In this study, we address a fundamental challenge within the realm of AI
legislation: the need to establish the authenticity of outputs generated by
LLMs. To tackle this issue, we present zkLLM, which stands as the inaugural
specialized zero-knowledge proof tailored for LLMs to the best of our
knowledge. Addressing the persistent challenge of non-arithmetic operations in
deep learning, we introduce tlookup, a parallelized lookup argument designed
for non-arithmetic tensor operations in deep learning, offering a solution with
no asymptotic overhead.
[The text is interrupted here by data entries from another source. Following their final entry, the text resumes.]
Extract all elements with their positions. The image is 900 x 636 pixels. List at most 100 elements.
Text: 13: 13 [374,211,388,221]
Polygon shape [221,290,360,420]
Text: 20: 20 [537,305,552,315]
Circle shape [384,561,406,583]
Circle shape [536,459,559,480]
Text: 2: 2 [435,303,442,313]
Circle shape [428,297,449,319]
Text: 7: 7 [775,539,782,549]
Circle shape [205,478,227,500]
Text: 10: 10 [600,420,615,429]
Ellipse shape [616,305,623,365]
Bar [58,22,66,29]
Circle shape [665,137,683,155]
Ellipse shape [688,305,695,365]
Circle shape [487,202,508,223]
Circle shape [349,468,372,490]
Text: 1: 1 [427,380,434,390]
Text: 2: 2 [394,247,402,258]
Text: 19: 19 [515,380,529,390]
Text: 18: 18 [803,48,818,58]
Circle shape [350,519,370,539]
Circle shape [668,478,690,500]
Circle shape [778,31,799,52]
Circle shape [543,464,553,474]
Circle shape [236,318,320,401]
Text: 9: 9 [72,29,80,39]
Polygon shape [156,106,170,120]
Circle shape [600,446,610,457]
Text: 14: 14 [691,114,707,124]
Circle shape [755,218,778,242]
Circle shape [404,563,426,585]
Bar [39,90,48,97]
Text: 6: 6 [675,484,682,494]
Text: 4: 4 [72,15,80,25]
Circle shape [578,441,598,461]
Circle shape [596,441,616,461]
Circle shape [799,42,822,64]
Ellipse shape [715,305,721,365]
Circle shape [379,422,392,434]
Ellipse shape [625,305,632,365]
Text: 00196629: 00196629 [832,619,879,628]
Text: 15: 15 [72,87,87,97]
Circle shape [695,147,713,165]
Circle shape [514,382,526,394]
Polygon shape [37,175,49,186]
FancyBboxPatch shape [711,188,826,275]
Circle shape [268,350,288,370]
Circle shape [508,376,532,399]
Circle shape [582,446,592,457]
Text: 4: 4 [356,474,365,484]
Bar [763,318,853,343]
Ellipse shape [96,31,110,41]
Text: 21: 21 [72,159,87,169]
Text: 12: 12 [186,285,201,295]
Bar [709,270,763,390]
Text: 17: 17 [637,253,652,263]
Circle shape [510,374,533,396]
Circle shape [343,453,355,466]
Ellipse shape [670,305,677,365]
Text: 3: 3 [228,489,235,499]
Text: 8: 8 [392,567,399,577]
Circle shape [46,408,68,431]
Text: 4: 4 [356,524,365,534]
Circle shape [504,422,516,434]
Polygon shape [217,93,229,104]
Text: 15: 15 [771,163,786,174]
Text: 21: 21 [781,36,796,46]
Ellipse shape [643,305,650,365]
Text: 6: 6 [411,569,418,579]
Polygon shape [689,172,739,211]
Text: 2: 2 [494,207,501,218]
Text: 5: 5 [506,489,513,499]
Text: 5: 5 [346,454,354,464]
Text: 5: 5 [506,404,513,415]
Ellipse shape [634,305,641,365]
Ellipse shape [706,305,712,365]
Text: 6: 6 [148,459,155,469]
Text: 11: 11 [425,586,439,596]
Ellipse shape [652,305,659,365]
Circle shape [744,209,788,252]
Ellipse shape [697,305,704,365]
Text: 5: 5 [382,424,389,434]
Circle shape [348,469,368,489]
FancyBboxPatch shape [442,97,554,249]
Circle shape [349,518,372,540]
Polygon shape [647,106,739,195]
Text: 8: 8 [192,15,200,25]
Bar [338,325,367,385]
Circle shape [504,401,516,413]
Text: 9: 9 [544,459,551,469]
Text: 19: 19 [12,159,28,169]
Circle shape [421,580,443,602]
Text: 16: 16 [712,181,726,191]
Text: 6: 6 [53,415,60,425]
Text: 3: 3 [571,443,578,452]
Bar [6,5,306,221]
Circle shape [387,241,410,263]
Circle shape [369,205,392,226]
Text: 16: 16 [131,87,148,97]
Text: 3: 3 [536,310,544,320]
Furthermore, leveraging the foundation of tlookup, we
introduce zkAttn, a specialized zero-knowledge proof crafted for the attention
mechanism, carefully balancing considerations of running time, memory usage,
and accuracy.
Empowered by our fully parallelized CUDA implementation, zkLLM emerges as a
significant stride towards achieving efficient zero-knowledge verifiable
computations over LLMs. Remarkably, for LLMs boasting 13 billion parameters,
our approach enables the generation of a correctness proof for the entire
inference process in under 15 minutes. The resulting proof, compactly sized at
less than 200 kB, is designed to uphold the privacy of the model parameters,
ensuring no inadvertent information leakage.